# Turkeys in American Fork Canyon



## 4pointmuley (Sep 18, 2007)

I live in Cedar Hills which is near the entrance of American Fork Canyon. I drew a Central tag and was looking for a close place to hunt. Has anyone seeing any birds in American Fork Canyon lately? I haven't had much time to get out and scout.
Thanks.


----------



## martymcfly73 (Sep 17, 2007)

Not in the areas you can access this time of year. Usually see them up high.


----------



## xxxxxxBirdDogger (Mar 7, 2008)

AF Canyon and just about every other major canyon in Utah has turkeys. I have seen them up AF numerous times.


----------



## johnnycake (Jul 19, 2011)

I normally see them on the alpine loop, typically above Sundance--just watch out for all the private land.


----------



## goforbroke (Jan 4, 2009)

Hiked 13 miles trying to find one last year. Never saw a bird.
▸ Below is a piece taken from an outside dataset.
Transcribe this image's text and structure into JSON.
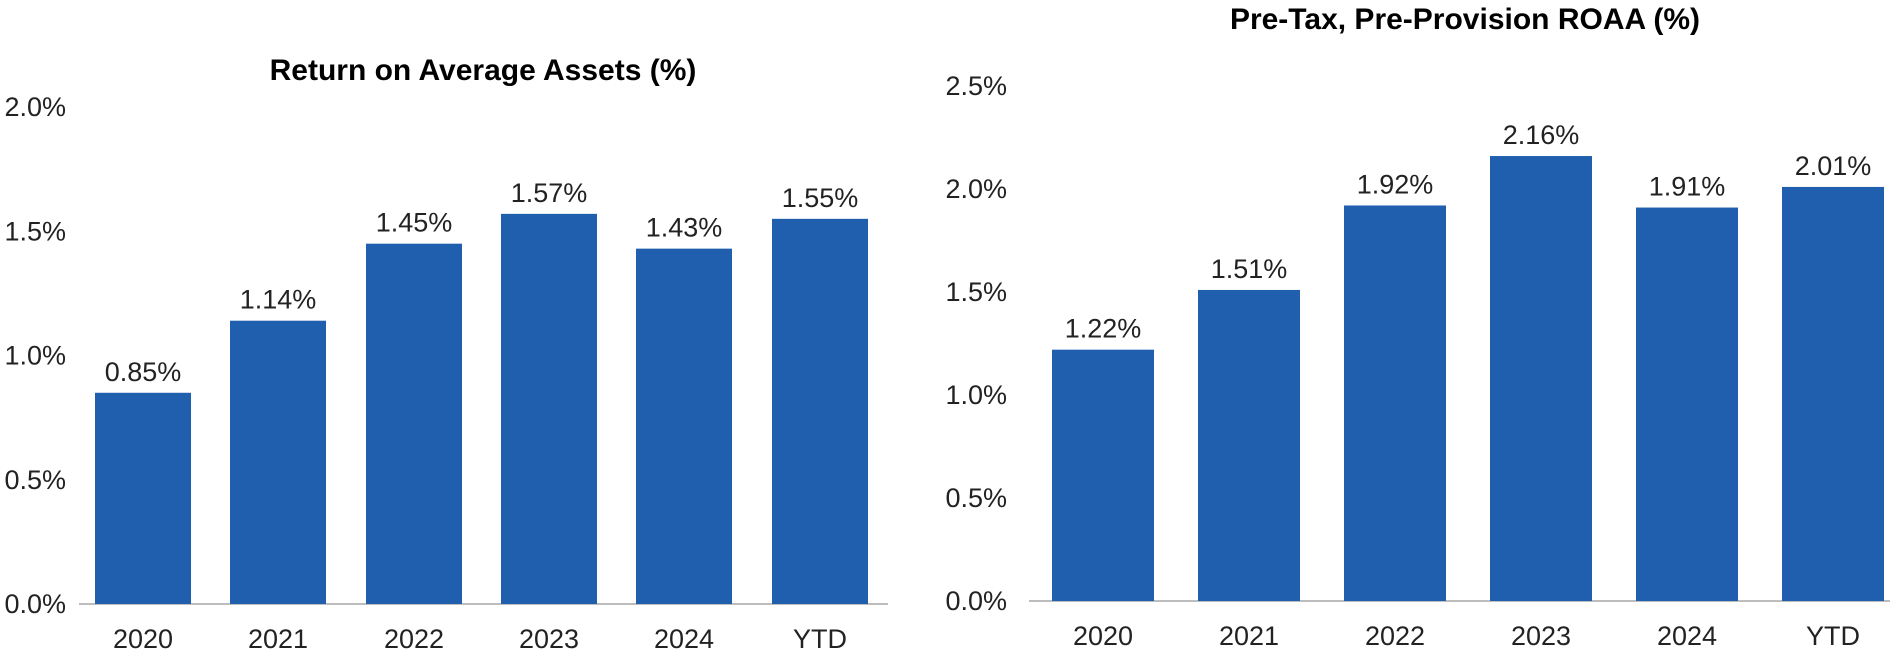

A few weeks later saw some on the side of the road! . Guess that is why it's called hunting.


----------



## DallanC (Jan 13, 2009)

Timpanooke


-DallanC


----------



## 4pointmuley (Sep 18, 2007)

Ok thanks for the replies.


----------



## Moose Hollow (Apr 26, 2008)

The heber side around wastch state park and up too the top I,ve seen lots of turkey's


----------



## gdog (Sep 13, 2007)

Moose Hollow said:


> The heber side around wastch state park and up too the top I,ve seen lots of turkey's


Yup...just make sure you get their early to get a parking spot :shock: :mrgreen:


----------